Sebagai bentuk apresiasi atas dedikasi para Ketua RT, RW, dan anggota BPD, Pemkab Banyumas resmi menyerahkan kepesertaan Jaminan Sosial Ketenagakerjaan melalui BPJS Ketenagakerjaan, Jumat (10/10/2025) di Pendopo Sipanji Purwokerto. Hal tersebut merupakan wujud nyata kehadiran pemerintah dalam memberikan rasa aman bagi mereka yang menjadi ujung tombak pelayanan masyarakat.

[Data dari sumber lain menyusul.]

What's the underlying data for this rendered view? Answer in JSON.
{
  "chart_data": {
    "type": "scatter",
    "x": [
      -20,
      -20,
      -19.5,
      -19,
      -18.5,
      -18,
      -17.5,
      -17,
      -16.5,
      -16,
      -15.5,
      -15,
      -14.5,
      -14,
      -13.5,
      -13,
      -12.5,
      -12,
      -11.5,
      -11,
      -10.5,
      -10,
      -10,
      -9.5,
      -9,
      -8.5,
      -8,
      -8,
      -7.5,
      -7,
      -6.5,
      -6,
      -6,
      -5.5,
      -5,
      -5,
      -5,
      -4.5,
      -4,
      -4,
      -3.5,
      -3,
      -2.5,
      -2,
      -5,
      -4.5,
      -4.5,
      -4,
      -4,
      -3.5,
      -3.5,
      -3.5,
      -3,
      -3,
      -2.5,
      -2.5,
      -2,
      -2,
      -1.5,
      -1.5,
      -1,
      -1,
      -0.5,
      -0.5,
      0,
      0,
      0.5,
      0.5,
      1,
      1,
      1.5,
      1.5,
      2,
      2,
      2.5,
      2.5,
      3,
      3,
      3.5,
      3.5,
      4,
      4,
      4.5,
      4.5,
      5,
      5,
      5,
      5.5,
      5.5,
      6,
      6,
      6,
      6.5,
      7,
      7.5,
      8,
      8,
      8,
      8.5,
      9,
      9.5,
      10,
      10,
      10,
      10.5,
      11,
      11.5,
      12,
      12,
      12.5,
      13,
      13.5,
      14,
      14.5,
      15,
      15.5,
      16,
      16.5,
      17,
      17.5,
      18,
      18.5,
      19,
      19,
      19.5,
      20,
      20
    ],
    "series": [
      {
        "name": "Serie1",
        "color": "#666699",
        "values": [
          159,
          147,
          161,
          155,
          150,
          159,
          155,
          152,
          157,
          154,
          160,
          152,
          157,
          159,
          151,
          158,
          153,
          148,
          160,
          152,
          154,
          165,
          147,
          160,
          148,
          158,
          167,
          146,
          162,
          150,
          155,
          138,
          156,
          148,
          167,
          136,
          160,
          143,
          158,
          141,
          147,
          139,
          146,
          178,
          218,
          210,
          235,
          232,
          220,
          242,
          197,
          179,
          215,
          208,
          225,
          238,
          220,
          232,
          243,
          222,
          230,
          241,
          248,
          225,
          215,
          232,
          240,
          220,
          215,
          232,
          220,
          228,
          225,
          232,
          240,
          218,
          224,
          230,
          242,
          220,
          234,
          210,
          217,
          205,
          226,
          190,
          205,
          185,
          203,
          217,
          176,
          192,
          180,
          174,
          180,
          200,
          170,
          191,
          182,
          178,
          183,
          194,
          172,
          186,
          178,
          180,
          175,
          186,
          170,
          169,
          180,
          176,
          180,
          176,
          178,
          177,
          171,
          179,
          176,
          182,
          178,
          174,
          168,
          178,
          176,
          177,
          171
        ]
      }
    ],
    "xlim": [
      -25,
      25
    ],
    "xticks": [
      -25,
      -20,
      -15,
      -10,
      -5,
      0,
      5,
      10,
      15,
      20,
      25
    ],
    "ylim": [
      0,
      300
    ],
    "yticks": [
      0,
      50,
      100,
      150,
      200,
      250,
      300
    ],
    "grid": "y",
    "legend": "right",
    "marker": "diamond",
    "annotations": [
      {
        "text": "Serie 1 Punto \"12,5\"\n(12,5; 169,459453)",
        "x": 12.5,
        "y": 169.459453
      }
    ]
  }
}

Bupati Sadewo menegaskan bahwa peran Ketua RT dan RW sangat krusial dalam menjalankan roda pemerintahan di tingkat paling bawah. "Perlindungan ini adalah wujud kehadiran pemerintah agar Ketua RT, RW, dan BPD merasa aman dan terlindungi saat menjalankan tugas," ujar Sadewo.
Kepala Dinas Sosial Pemberdayaan Masyarakat dan Desa (Dinsospermasdes) Banyumas Hirawan Danan Putra menyampaikan bahwa program ini mencakup seluruh wilayah Banyumas, terdiri dari 301 desa dan 30 kelurahan. Jumlah peserta mencapai 16.198 orang, meliputi 11.017 Ketua RT, 2.686 Ketua RW, dan 2.495 anggota BPD.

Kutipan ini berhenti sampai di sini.